Ha un sorriso disarmante A., capelli biondi ricresciuti più forti che mai nonostrante le terapie, occhi azzurro chiaro come il cielo d’inverno. Ride Alexandra anche quando racconta dell’ospedale, delle TC, della stomia che non sempre funziona come dovrebbe, dei dolori alla schiena che ogni tanto si fanno sentire. Ti racconta delle foreste immense e verdi della Romania, dell’odore del bosco e della rugiada di prima mattina, delle montagne che l’hanno vista crescere e che hanno vegliato su di lei anche quando in un giorno di vacanza è dovuta correre in ospedale ed è tornata a casa con un sacchetto sulla pancia ed una parola spaventosa tra le labbra. Ti racconta del coraggio di prendere quella parola e affrontare giorno dopo giorno, una visita alla volta, una terapia alla volta. Ha un marito e un figlio di 13 anni, A. ed entrambi stravedono per lei, progettano viaggi, avventure e, talvolta, discutono per qualche pagella o per qualche partita di troppo alla Play Station. Entro sempre un pò in punta di piedi a casa di A., quando ci si trova al cospetto di una donna la cui gioia di vivere va oltre alla fatica della malattia hai sempre il dubbio di essere di troppo o forse di non essere abbastanza.

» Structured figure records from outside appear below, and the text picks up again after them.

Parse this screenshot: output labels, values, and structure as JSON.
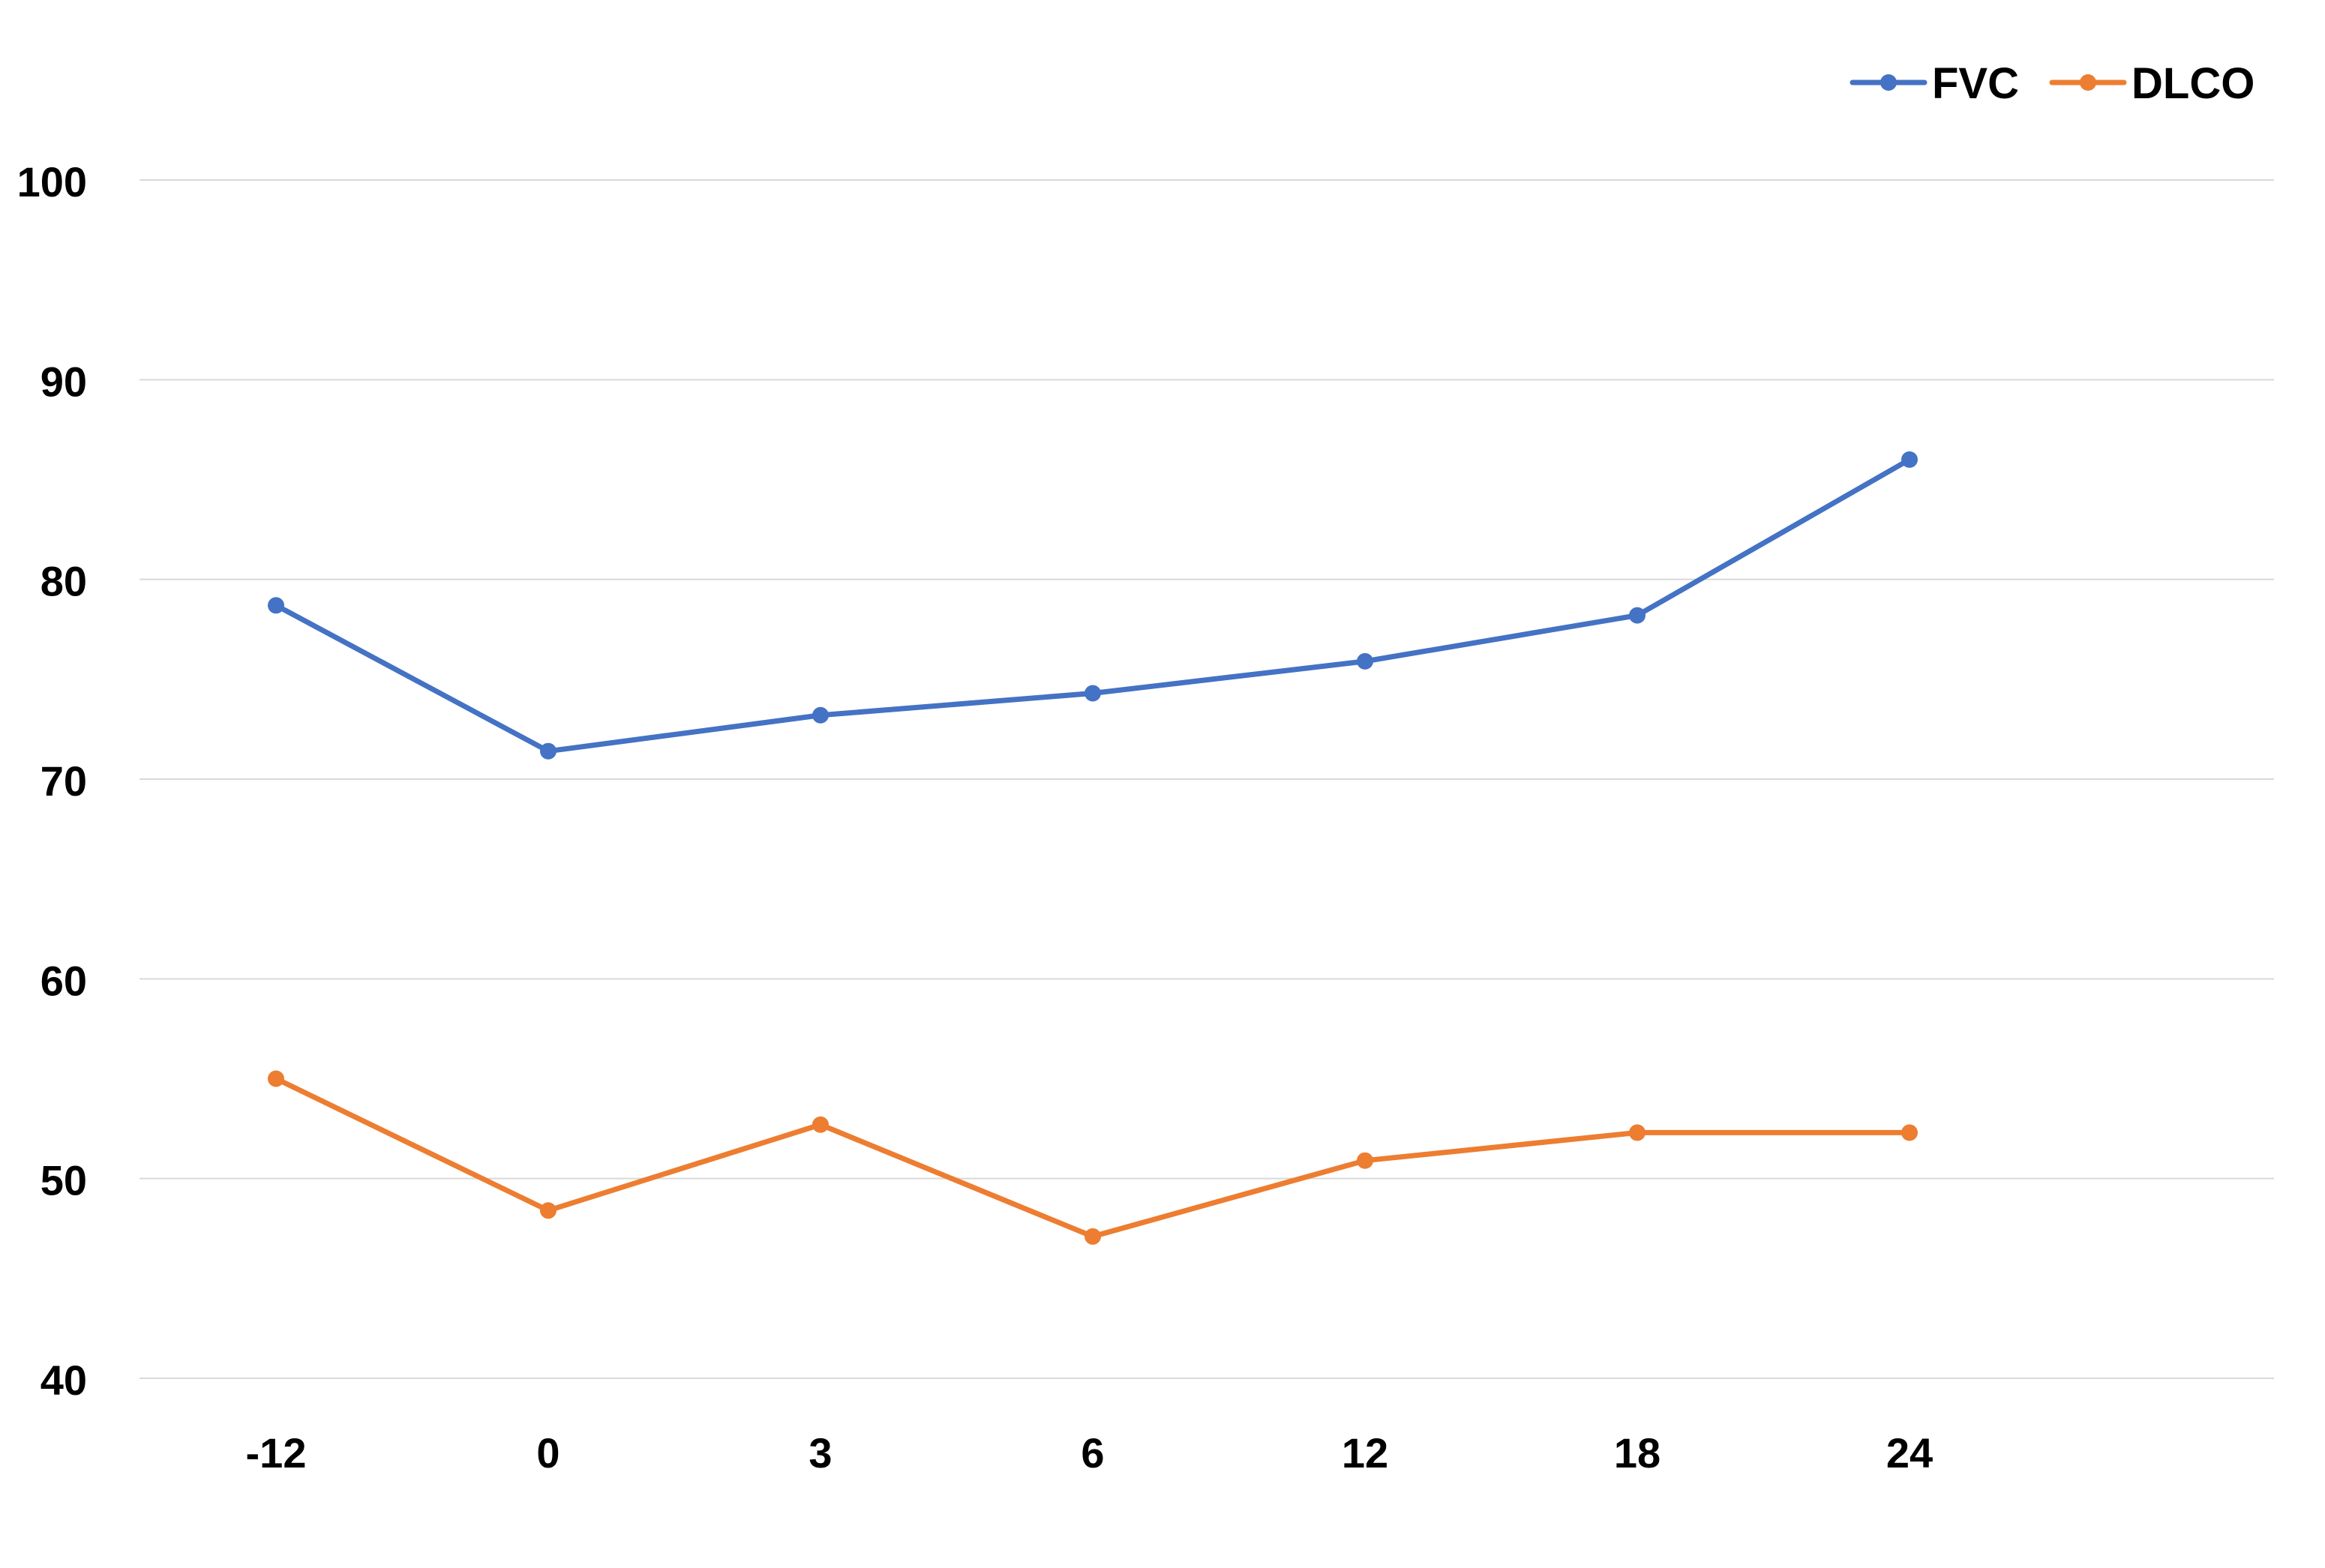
{
  "chart_data": {
    "type": "line",
    "title": "",
    "xlabel": "",
    "ylabel": "",
    "categories": [
      "-12",
      "0",
      "3",
      "6",
      "12",
      "18",
      "24"
    ],
    "ylim": [
      40,
      100
    ],
    "yticks": [
      "40",
      "50",
      "60",
      "70",
      "80",
      "90",
      "100"
    ],
    "grid": true,
    "legend_position": "top-right",
    "series": [
      {
        "name": "FVC",
        "color": "#4472C4",
        "values": [
          78.7,
          71.4,
          73.2,
          74.3,
          75.9,
          78.2,
          86.0
        ]
      },
      {
        "name": "DLCO",
        "color": "#ED7D31",
        "values": [
          55.0,
          48.4,
          52.7,
          47.1,
          50.9,
          52.3,
          52.3
        ]
      }
    ]
  }
}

“Come stai?” mi chiede battendo la mano sul letto e invitandomi a sedere vicino a lei. Mi sorride sotto la mascherina. “Come sto? Guarda che sono io a venire a visitare te!” le rispondo scherzando “Che succede? Hai ancora male?” continuo e mi racconta dei suoi dolori, quelle fisiche e quelle del cuore.

“Sai, sto prendendo quella medicina lì ma oggi proprio non funziona “.

Ci accordiamo per una flebo ma oggi è sola col figlio, mi guarda: “Resti con me?”.

Di solito non si può, se dovessi restare per ogni paziente non basterebbero le ore di una giornata, però non ho il coraggio di declinare e quindi le rispondo : “Certo!”, preparo tutto, flebo, deflussore accesso venoso e mi siedo accanto a lei. Parliamo del più e del meno, dei nostri mariti, di suo figlio che è bravissimo a scuola ma per cui lei è comunque preoccupata, della dottoressa che la segue in ospedale e che lei adora, degli esami da fare e di cosa preparare per cena perché ogni tanto l’appetito non ce l’ha proprio.

Finisce la terapia, il tempo alla fine è volato, le chiedo se sta meglio: “Sì cara, sto bene”.

Scrivo in cartella, metto via le mie cose e il materiale, aggiorno la terapia. “Chiamami se hai bisogno e fammi sapere come va” mi raccomando.

Mi risponde positivamente e mi illumina con un altro dei suoi sorrisi.

La saluto, prendo l’ascensore e arrivo alla macchina, suona il telefonino, è un messaggio da parte sua: “Ti voglio bene cara, grazie”. Questa volta sono io a sorridere.